After, we ate at KFC. We kept on laughing, and laughing, and laughing. The same as in food court, where Andrei Ivan, who I believed to be the barkada's commedian, started pulling out his jokes and "hula." Haha! In there, whenever I speak, they keep telling me, "Hindi ito English class." (This isn't an English class.) We also saw Jewelle with her boyfriend (yay, pumapag-ibig). She stayed for a little while only, and the barkada's mission failed (and that shall remain a secret, insert sad face).

Yay. I enjoyed this day although there are something and some people / someone missing (insert David King here).
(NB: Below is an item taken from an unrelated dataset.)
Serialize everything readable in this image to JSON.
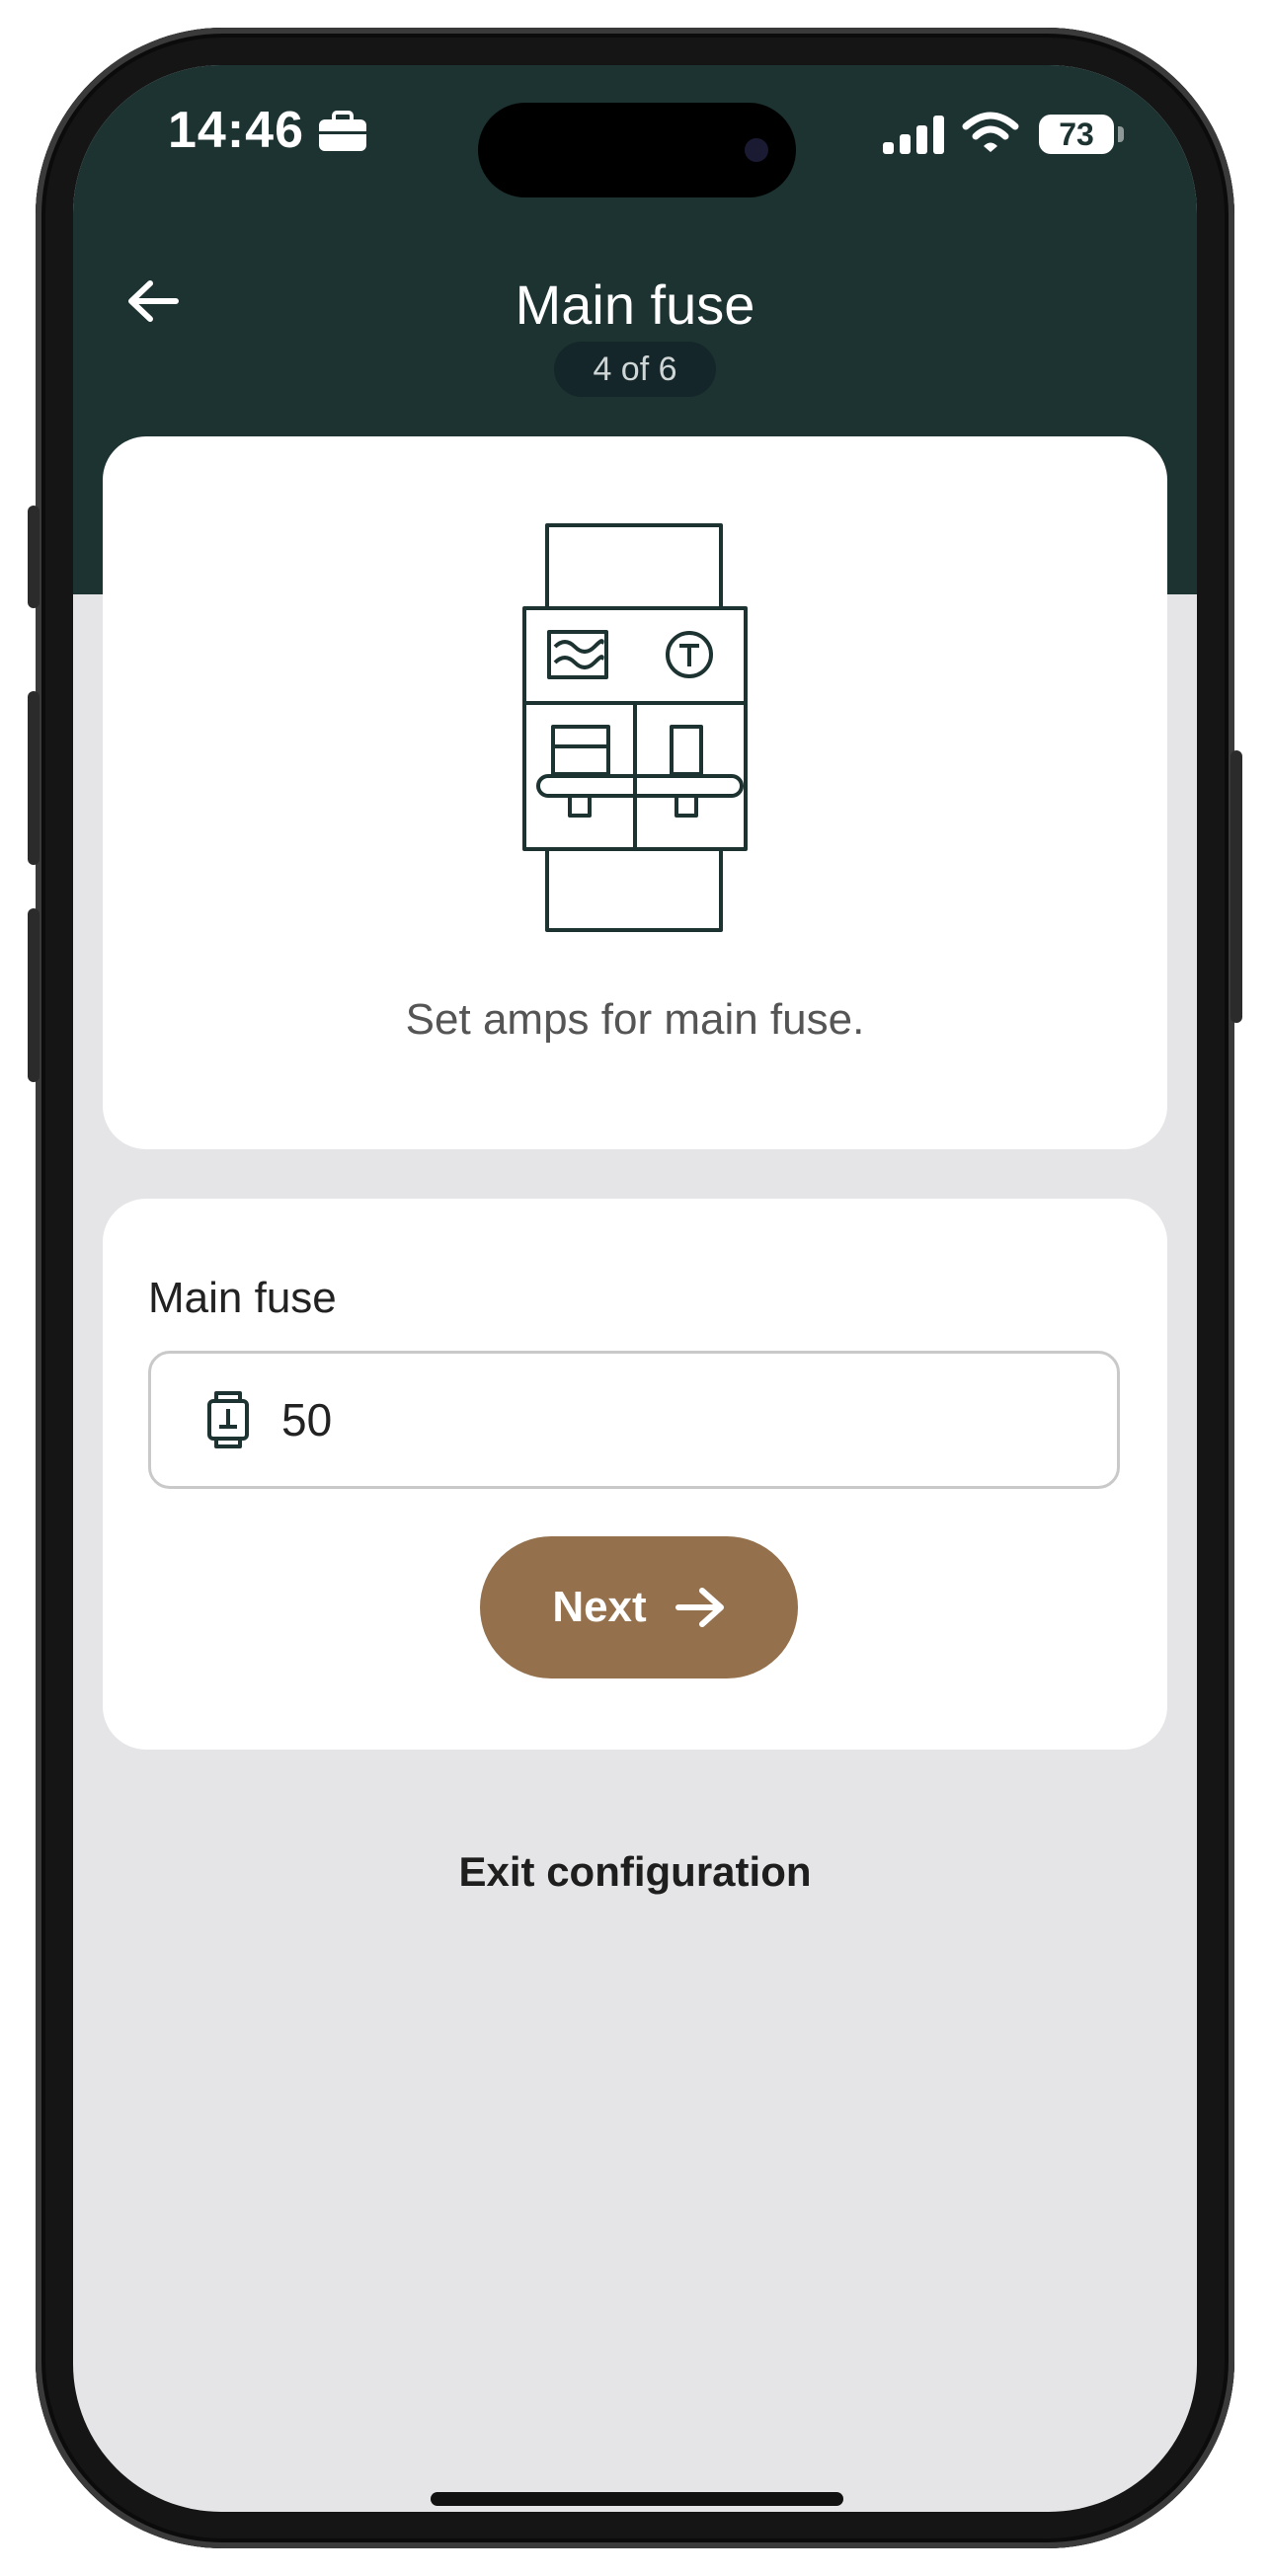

Nonetheless, it was an unforgettable experience. We have proven that even if we are already dispersed, one in MITIS, two in Muntinlupa Science High School, one in Manila Science High School, one in De La Salle Santiago Zobel, and one in San Beda, we still have that invincible bond that has been tested by time (but have trials tested us?) and undying affection to one another.

I'm sharing photos with you guys, most from Essie's phone.




Omg, I'm with the Fashionistang Nerd. Hahaha! <3
With my favorite girl <3




This is srsly the most wicked shot ever. Hahaha! </3
That face tho
I describe her as "madaling liparin ng hangin." Too skinny!

Kaila looked like a waitress for a second. And JJ's ordering. Haha!
We had a katzenjammer, indeed, and even if it's already late at night, we kept recalling the day's deeds. You know the story of the 2nd and 3rd posts already, so what's with Andrei's receipts? He's keeping all those tickets and receipts in his wallet (I used to do that before, too). We laughed at him because he has fare tickets, movie tickets, receipts from different restaurants and fast-food chains, tissues from different restaurants and fast-food chains, and a Meralco bill. Hahahaha!